The acceptance of loss | Lifestyle.INQ

OCTOBER 27, 2022

No one is ever prepared to lose a loved one, whether a 90-year-old parent or an ailing spouse. But chances are, at about this time, many of us have survived such a loss.

Among my own classmates, most, if not nearly all, have lost both parents, and the number of widows is increasing.

Listening to widows tell about their losses, I observe a quiet and dignified acceptance, however difficult the circumstances of their tragedy. Some saw widowhood coming at the end of the partner’s prolonged illness, others were taken by surprise.

Curiously, I myself regarded my mother’s sudden demise in her sleep as a good death, and found consolation in that she did not suffer prolonged hospitalization and the physical pain that might have gone with it—or the medical bills, a burden she always said she’d never want to leave her survivors.

Mom and I had had an unusually pleasant phone chat the day before she died; she had warned me to keep an eye on Dad, who had a heart condition and dementia, a mild one, really. The next day, she was going to the sale at Megamall. In fact, it was Dad, three years after Mom died, who lingered in the ICU and went through prolonged home care, a situation too painful to watch.

High-school classmate Dina lost her husband at the doctor’s office while having his first post-op checkup after a heart bypass. She was waiting in the next room reading old magazines, with no reason to think of anything going wrong. They had just come from their daily Mass and Holy Communion and a light breakfast.

She was already thinking where to go for lunch. He should have a good appetite after the treadmill. He was hopeful to get a clearance to resume their golf.

Suddenly a commotion, and nurses were running to and fro. But when one nurse came toward her, she felt her heart in her throat. Her husband had collapsed on the treadmill; his heart had stopped. A very spiritual person who has a newly ordained Jesuit son, she picked up the pieces, sold their home and built a new one for her and a daughter and her family. On Facebook, I saw her proudly and happily playing golf with a handsome grandson, as she used to with her husband.

Plane crash

Our Vice President Leni herself lost her Jesse in a plane crash; no loss can be more sudden. And she has had to step into his role not only as a father but also as a political leader. She’s had to be strong for her children as well as her constituents, a whole nation now. Her background in law and economics and, most important, her work among the less fortunate in her province have served her well. More and more she seems cut out for her destiny.
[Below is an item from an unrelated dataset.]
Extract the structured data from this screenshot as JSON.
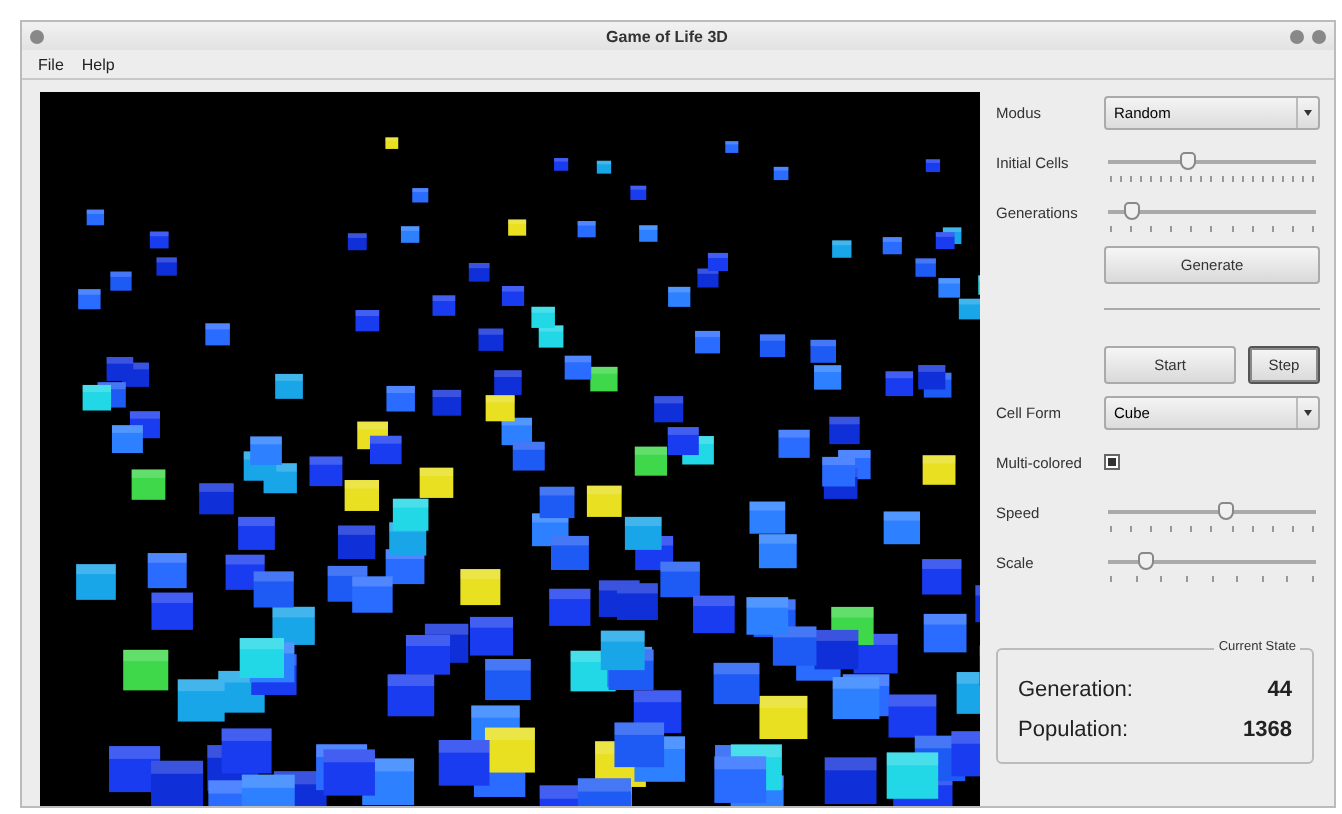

She remains unscathed despite the ugly and malicious things hurled at her and her daughters; her womanly instincts seem to help her handle the sensitive and strained relationship with the President himself. When she was asked how she remained calm in the face of so many personal attacks, she answered, “I’m calm because none of the accusations are true. I have to be strong so my children will be strong. If I play drama queen, they will be, too.”

Surely her husband’s spirit and legacy keep her strong and purposeful.

Chona, my pediatrician friend, and her husband, a cardiologist, comanaged his medical condition, a rare blood disease he suddenly contracted out of nowhere. It soon became clear to both that there was only so much medical science could do. If he had his way, it would have been over in a month, but, understandably, his family of doctors could not but try everything to save him. He lasted 11 months.

Looking back now, Chona says that what they both had to endure, she wouldn’t wish on any couple. “Losing someone you love is hard enough, but seeing him slowly deteriorate and suffer is just too much to bear.” She now takes time off to travel with her sisters or daughters. When she’s home she surrounds herself with grandchildren on weekends. She still goes to her clinic.

Assassins’ bullets

But I worry most about Cynthia, who lost Mike to assassins’ bullets. Her loss was not only sudden; it happened too early in their lives. Mike was only 60, and, knowing him, one could only plead, how could it happen to someone like him? Such sense of disbelief and injustice is bound only to compound Cynthia’s pain and grief.

A former BusinessWorld managing editor, Mike, I understand, worked as a press agent for the Department of Finance, and his brother often drove for him. To see both of them, as young and good-looking as they were, lying in state in their elegant barong was as unnatural as their murder. Mike took eight bullets of the 30-plus fired; such hate and intent to kill!

Before leaving, Vergel and I went to give her a consoling hug. The pain and shock in her eyes were much too honest to not break our hearts—she was shaking her head slowly. By the wall, on the other side of the aisle, meanwhile, a sister of Mike’s moaned and sobbed.

There are definitely more shocked widows out there, many of them unheralded, unknown, just numbers, with little hope for justice, if at all.

At no other time than during wars are widows and orphans made. These are indeed murderous times.